As the result of this operation I need to get another array of equal size where作为此操作的结果,我需要获得另一个大小相等的数组,其中

result[i] = sum(over rows) f(row, column)[i]

So based on your comment, what you are looking for is the sum the values of all your arrays. 因此,根据您的评论,您要查找的是所有数组的值之sum This is how you can do it using UNNEST operator 这是使用UNNEST运算符的方法

WITH mydata  AS (
  SELECT [1.4, 1.3, 1.4, 1.1] as myarray
  union all 
  SELECT [1.4, 1.3, 1.4, 1.1] as myarray
  union all 
  SELECT [1.4, 1.3, 1.4, 1.1] as myarray
)

SELECT SUM(eachelement) from mydata, UNNEST(myarray) AS eachelement; 

Here is a function that uses ANY TYPE in order to support summing arrays of FLOAT64 , INT64 , or NUMERIC along with some sample input: 这是一个使用ANY TYPE的函数,以支持对FLOAT64INT64NUMERIC数组以及一些示例输入进行求和:

CREATE TEMP FUNCTION ElementWiseSum(arr1 ANY TYPE, arr2 ANY TYPE) AS (
  ARRAY(SELECT x + arr2[OFFSET(off)] FROM UNNEST(arr1) AS x WITH OFFSET off ORDER BY off)
);

SELECT arr1, arr2, ElementWiseSum(arr1, arr2) AS result
FROM (
  SELECT [1, 2, 3] AS arr1, [4, 5, 6] AS arr2 UNION ALL
  SELECT [7, 8], [9, 10] UNION ALL
  SELECT [], [] UNION ALL
  SELECT [11, 12, 13, 14, 15], [16, 17, 18, 19, 20]
);

It unnests arr1 using WITH OFFSET , then retrieves the equivalent element from arr2 using this offset, and orders by the offset to ensure that the element order is preserved. 它使用WITH OFFSET取消嵌套arr1 ,然后使用此偏移量从arr2检索等效元素,并按该偏移量排序以确保保留元素顺序。

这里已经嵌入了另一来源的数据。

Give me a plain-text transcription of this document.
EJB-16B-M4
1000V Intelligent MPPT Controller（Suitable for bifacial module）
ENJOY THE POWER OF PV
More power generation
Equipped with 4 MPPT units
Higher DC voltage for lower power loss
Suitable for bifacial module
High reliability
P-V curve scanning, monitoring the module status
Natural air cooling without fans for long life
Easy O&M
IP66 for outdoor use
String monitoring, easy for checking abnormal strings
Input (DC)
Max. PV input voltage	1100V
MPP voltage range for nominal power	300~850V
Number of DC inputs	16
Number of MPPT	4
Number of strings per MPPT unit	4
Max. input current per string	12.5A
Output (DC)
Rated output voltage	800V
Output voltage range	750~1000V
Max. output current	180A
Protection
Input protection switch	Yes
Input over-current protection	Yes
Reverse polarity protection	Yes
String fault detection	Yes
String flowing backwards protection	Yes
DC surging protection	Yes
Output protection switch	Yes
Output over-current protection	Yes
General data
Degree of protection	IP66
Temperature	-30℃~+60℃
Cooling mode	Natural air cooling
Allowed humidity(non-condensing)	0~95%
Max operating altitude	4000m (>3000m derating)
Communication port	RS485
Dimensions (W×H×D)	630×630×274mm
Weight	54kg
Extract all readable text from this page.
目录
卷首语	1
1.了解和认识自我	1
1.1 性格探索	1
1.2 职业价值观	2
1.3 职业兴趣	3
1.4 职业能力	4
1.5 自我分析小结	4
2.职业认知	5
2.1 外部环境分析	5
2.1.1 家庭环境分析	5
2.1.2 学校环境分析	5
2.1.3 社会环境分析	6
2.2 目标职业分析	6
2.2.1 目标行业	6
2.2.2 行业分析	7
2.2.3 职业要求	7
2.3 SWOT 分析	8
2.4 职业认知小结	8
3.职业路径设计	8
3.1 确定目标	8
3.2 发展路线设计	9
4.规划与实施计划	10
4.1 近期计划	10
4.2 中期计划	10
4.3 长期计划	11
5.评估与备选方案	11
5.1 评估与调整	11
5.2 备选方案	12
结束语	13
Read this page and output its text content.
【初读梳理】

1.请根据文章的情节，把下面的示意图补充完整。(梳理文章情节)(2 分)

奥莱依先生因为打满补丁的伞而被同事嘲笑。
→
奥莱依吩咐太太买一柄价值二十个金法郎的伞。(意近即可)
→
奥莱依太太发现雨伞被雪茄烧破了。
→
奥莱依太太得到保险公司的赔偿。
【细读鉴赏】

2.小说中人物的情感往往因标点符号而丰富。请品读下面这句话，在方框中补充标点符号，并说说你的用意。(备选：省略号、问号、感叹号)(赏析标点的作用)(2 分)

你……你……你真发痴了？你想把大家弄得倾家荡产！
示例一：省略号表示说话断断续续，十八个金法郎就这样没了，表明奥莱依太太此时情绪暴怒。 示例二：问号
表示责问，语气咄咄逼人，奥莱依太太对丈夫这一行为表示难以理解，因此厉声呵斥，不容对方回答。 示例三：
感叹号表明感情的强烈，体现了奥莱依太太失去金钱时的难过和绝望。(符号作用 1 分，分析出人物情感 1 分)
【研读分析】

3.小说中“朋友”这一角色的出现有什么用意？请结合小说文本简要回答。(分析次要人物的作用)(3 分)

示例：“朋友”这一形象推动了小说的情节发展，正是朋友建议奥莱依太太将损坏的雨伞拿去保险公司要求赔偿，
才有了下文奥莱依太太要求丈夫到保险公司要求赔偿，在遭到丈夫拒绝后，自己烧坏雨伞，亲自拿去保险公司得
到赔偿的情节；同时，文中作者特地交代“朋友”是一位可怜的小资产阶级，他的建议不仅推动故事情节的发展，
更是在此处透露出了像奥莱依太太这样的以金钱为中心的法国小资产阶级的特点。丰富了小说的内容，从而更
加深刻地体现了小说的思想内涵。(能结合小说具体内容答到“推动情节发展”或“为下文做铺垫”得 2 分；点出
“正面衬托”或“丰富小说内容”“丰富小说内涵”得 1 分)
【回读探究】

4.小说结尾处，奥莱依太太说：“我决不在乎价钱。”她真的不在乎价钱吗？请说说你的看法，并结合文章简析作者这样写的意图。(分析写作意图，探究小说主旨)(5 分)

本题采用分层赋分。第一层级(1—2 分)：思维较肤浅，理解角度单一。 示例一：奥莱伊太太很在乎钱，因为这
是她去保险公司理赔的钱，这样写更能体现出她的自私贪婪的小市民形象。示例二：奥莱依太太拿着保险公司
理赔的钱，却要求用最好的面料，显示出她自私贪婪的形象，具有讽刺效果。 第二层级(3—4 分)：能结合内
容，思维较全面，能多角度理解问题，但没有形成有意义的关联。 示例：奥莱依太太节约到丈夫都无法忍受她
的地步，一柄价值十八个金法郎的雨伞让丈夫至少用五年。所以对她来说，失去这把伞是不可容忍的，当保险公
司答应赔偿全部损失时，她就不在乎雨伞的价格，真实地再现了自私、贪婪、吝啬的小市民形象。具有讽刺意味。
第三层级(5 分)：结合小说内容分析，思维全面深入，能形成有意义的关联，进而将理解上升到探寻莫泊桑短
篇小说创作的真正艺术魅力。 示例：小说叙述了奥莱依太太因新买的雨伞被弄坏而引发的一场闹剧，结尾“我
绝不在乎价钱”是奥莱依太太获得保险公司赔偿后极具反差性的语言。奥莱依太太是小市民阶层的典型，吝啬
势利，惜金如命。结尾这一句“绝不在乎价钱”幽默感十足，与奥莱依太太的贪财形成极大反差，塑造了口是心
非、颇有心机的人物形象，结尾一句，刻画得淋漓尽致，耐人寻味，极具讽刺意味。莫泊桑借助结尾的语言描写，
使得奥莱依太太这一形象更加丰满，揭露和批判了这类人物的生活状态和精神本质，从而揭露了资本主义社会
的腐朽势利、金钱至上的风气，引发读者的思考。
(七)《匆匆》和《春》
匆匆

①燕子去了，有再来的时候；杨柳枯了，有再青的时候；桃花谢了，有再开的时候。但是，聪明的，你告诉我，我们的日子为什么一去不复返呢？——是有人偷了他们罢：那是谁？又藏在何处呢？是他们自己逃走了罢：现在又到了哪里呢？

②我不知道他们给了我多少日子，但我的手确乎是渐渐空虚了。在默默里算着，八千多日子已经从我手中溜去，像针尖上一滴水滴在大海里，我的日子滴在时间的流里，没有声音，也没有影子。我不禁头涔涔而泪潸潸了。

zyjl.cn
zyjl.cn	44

Edit: to sum across rows, you can unnest the arrays, compute sums grouped by the offset of the elements, then reaggregate the sums into a new array: 编辑:要对各行求和,可以对数组进行嵌套,计算按元素偏移量分组的总和,然后将总和重新聚集到新数组中:

SELECT
  ARRAY_AGG(sum ORDER BY off) AS arr
FROM (
  SELECT
    off,
    SUM(x) AS sum
  FROM (
    SELECT [1, 2, 3] AS arr UNION ALL
    SELECT [7, 8, 9] UNION ALL
    SELECT [4, 5, 6] UNION ALL
    SELECT [10, 11, 12]
  ), UNNEST(arr) AS x WITH OFFSET off
  GROUP BY off
);

If you have your UDF defined (takes in a your column(s) and returns a float64 array of a pre-determined (or fixed) dimensions), you can use a simplified solution. 如果定义了UDF(在您的列中输入并返回预定(或固定)尺寸的float64数组),则可以使用简化的解决方案。 For example in case of 3-d arrays, something like: 例如,对于3维数组,类似:

create temp function f(...)
returns array<float64>
...;

with dataset as (
  select arr[offset(0)] as col_a, arr[offset(1)] as col_b, arr[offset(2)] as col_c
    from (
       select f(mycolumn) as arr
       from `mydataset.mytable`
    )
)

select [sum(col_a), sum(col_b), sum(col_c)] as new_array from dataset

This does not directly answer OP's question, but people landing on this page searching for "How do I add arrays in BigQuery SQL?"这并没有直接回答 OP 的问题,但是人们登陆此页面搜索“如何在 BigQuery SQL 中添加 arrays?” might benefit.可能会受益。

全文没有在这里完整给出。